A weekend in Mangalore visiting beaches, fort and museums

When I decided that I would travel solo to Mangalore in December, I was ambivalent. My previous trip to Jaipur, three years ago, was a disaster. I was bored and always looking over my shoulder to see if the area was safe (it was, but it always helps to keep your guards up when you are a woman travelling alone). 

Also, I realised during my travels in Europe and Jaipur that solo travelling is not always fun. So I was unsure if I wanted to put myself through that, again. 

But after two years of being confined at home due to the pandemic, I decided to give it a try, not without apprehension of course. When I was planning the trip, little did I know that it was going to be one of the best trips I had taken in a while. 

I chose Mangalore for two reasons. It was closer to Goa where I was travelling, and accessible by train. Two, I had an acquaintance in Mangalore who gave me confidence that the place I was going to stay in the city was indeed safe, albeit a little boring. I had no plans, literally, other than visiting a few museums and taking plenty of rest as I did that. Also, take in the scenic view in the vista-dome during my return journey. What I did not prepare myself for was the interesting conversations, and brilliant museums the city offered. 

It was just a two day trip, and I was told, it was plenty enough time to see around the city. 

My first destination was Sultan Bateri, and then from there Tannirbhavi beach through the ferry that plies passengers every few minutes. 

Sultan Bateri is a watch tower built during the time of Tipu Sultan during 1784 AD overlooking Gurupur river and the sea. The idea was to deter warships, especially the British and other colonial invasions, from entering the river, and then into the city. The tower also has mounting places for cannons to shoot the invaders. 

The ferry, a couple of minutes from the Battery, is a common transport and is used primarily by the fisherfolk. This is the shortest distance to reach the sea, 5-10 minutes, which would take 20-30 minutes on the road otherwise. The ferry has two stops, first is Tannirbhavi beach, and an island nearby. 
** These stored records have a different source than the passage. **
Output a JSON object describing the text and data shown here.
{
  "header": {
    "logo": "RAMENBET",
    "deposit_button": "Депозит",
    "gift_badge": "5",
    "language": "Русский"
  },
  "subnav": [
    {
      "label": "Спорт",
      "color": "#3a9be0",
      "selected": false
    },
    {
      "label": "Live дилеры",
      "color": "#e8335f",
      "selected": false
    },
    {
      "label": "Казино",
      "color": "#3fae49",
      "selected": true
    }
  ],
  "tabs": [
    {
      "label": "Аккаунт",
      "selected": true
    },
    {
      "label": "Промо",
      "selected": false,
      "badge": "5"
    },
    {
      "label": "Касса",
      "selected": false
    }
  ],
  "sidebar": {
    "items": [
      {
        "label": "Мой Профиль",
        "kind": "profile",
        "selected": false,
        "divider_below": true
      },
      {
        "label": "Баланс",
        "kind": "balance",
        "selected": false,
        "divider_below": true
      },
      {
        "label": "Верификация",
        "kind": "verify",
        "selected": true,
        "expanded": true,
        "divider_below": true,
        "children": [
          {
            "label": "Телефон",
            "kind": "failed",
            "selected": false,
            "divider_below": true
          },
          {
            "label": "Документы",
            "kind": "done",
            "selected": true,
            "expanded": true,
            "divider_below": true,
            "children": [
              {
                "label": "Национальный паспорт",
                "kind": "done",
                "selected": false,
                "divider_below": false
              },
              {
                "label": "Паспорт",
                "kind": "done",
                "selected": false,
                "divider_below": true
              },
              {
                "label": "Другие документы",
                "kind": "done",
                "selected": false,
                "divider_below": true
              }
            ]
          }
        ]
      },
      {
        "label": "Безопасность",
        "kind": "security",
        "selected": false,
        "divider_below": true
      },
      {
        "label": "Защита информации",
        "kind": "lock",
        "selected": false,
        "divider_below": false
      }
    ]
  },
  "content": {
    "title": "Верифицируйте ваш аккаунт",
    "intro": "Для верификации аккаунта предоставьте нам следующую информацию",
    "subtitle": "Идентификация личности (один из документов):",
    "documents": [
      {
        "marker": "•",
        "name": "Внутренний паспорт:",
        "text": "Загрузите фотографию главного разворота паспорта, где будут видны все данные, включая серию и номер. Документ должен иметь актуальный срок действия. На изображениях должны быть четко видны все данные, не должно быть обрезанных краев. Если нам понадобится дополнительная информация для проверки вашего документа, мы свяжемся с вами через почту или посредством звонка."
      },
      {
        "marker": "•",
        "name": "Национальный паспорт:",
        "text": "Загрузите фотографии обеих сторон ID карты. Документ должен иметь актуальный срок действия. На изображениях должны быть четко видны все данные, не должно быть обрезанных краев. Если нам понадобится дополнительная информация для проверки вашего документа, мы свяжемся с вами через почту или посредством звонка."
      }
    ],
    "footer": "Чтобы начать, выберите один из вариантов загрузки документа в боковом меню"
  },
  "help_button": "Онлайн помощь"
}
Having come back from Goa, after frolicking on the beach for two days, I was not sure what to expect from the beaches in Mangalore. But Tannirbhavi was beautiful. I spent a couple of hours just soaking in the peace, last days of the evening sun, and breeze, a sense of calm coming over me. If not for the clock ticking 7 PM, almost time for the last ferry to take me back home, I would have stayed back. 

For day two, I was split between going to Pilikula Science and cultural centre, and exploring more of Mangalore. I decided on the latter, and I was glad I made that decision. 

I visited the Srimathi Bai Memorial Government Museum, housing artefacts collected by Col. V.R Mirajkar, a medical officer posted in Mangalore during the Second World War, and from government excavations. The collection ranges from palaeolithic stone tools, paintings, to Mirajkar’s extensive collection of articles he received from across the world, including China, Japan, Europe and Russia. 

My second museum was the museum at the popular Aloysius Chapel. I quite did not expect the museum to be this exhaustive. It had a wide variety of collections from Hindu temple sculptures to currencies of countries over centuries, animals, and mechanical devices. To accommodate all this, the museum is divided into five galleries – historical artefacts from across the world, agriculture and domestic implements, palm manuscripts, specimens of frogs, and snakes, and skeletons of a whale, and other animals, and finally mechanical and electrical devices through ages. It takes a good 1.5 hours to go through them. 

After the visit to the Chapel, which demands its own blog, I visited the Canara bank museum, rather the house of the founder of the bank that is now preserved for public viewing. The bank was founded by Ammembal Subba Rao Pai in 1906 as Canara Hindu Permanent Fund Ltd, which later became Canara Bank, was set up to help poor people with funds set up business, which was harder back then.